Grey Matter Atrophy Sequence in Multiple Sclerosis Phenotypes

For patients with multiple sclerosis (MS), gray matter atrophy spreads over time, with a similar pattern of spreading across different MS phenotypes, according to results published in Brain.

The results also indicated that the spread of atrophy was associated with disease duration and with disability accumulation over time for patients with relapsing-remitting MS.

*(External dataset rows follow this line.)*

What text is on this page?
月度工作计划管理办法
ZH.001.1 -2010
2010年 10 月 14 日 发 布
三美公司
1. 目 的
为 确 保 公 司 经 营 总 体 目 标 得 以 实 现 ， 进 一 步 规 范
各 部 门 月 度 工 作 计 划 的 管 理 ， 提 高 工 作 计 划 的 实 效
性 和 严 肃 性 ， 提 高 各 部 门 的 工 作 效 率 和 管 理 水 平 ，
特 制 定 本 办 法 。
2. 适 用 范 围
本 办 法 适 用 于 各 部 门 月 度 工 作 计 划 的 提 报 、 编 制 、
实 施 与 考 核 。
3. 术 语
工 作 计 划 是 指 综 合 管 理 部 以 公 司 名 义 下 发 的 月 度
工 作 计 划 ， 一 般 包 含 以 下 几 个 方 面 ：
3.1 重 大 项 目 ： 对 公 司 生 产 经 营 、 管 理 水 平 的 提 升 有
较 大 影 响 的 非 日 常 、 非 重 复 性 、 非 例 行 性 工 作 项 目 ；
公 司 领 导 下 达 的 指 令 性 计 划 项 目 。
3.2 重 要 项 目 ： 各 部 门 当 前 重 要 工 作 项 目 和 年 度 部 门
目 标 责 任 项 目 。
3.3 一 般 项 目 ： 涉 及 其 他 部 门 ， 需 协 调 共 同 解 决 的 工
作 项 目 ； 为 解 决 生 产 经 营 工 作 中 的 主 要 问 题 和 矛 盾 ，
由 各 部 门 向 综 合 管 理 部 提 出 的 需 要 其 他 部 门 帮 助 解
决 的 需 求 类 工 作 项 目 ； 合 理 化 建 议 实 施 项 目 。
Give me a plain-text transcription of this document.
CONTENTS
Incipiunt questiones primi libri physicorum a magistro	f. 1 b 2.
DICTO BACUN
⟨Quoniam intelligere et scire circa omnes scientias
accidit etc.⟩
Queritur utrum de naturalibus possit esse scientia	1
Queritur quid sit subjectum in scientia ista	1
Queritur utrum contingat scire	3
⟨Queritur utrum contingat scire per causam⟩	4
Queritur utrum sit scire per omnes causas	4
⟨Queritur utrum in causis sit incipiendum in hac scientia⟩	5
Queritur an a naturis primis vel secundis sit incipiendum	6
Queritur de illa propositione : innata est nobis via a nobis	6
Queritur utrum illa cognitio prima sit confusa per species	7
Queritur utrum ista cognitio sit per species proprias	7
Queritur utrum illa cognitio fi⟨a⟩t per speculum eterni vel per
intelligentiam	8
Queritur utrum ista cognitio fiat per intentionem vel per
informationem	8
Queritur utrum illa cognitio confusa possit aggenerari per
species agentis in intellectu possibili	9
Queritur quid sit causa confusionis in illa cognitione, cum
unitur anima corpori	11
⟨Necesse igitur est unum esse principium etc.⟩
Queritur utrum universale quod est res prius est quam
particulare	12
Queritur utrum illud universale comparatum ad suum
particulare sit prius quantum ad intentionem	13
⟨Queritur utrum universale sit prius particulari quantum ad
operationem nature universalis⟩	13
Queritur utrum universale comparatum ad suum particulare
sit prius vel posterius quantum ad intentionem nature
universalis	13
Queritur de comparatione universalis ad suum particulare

The study included participants with clinically isolated syndrome (n=253), relapsing-remitting MS (n=708), secondary-progressive MS (n=128), primary-progressive MS (n=125), and healthy controls (n=203) from 7 European centers. Participants underwent repeated magnetic resonance imaging during a mean follow-up of 2.41 years. The researchers scored disability using the Expanded Disability Status Scale. They assigned each participant to a specific event-based model stage based on the number of atrophic regions.

For participants with clinically isolated syndrome and relapse-onset MS, the first regions to become atrophic were the posterior cingulate cortex and precuneus, followed by the middle cingulate cortex, brainstem, and thalamus.

For participants with primary-progressive MS, the first regions to atrophy were the thalamus, cuneus, precuneus, and pallidum, followed by the brainstem and posterior cingulate cortex.

The cerebellum, caudate, and putamen showed early atrophy in participants with relapse-onset MS and late atrophy in participants with primary-progressive MS.

Participants with secondary-progressive MS showed the highest event-based model stage (the highest number of atrophic regions, P <.0001) at baseline. Participants with all MS phenotypes except clinically isolated syndrome showed a faster rate of increase in the event-based model stage compared with healthy controls.

Both, T₂ lesion load and disease duration were associated with increased event-based model stage for all participants. The annualized rate of event-based model stage was associated with the disability accumulation in relapsing-remitting MS, independent of disease duration (P <.0001).

Reference

Eshaghi A, Marinescu RV, Young AL, et al. Progression of regional gray matter atrophy in multiple sclerosis. Brain. 2018;141:1665-1677.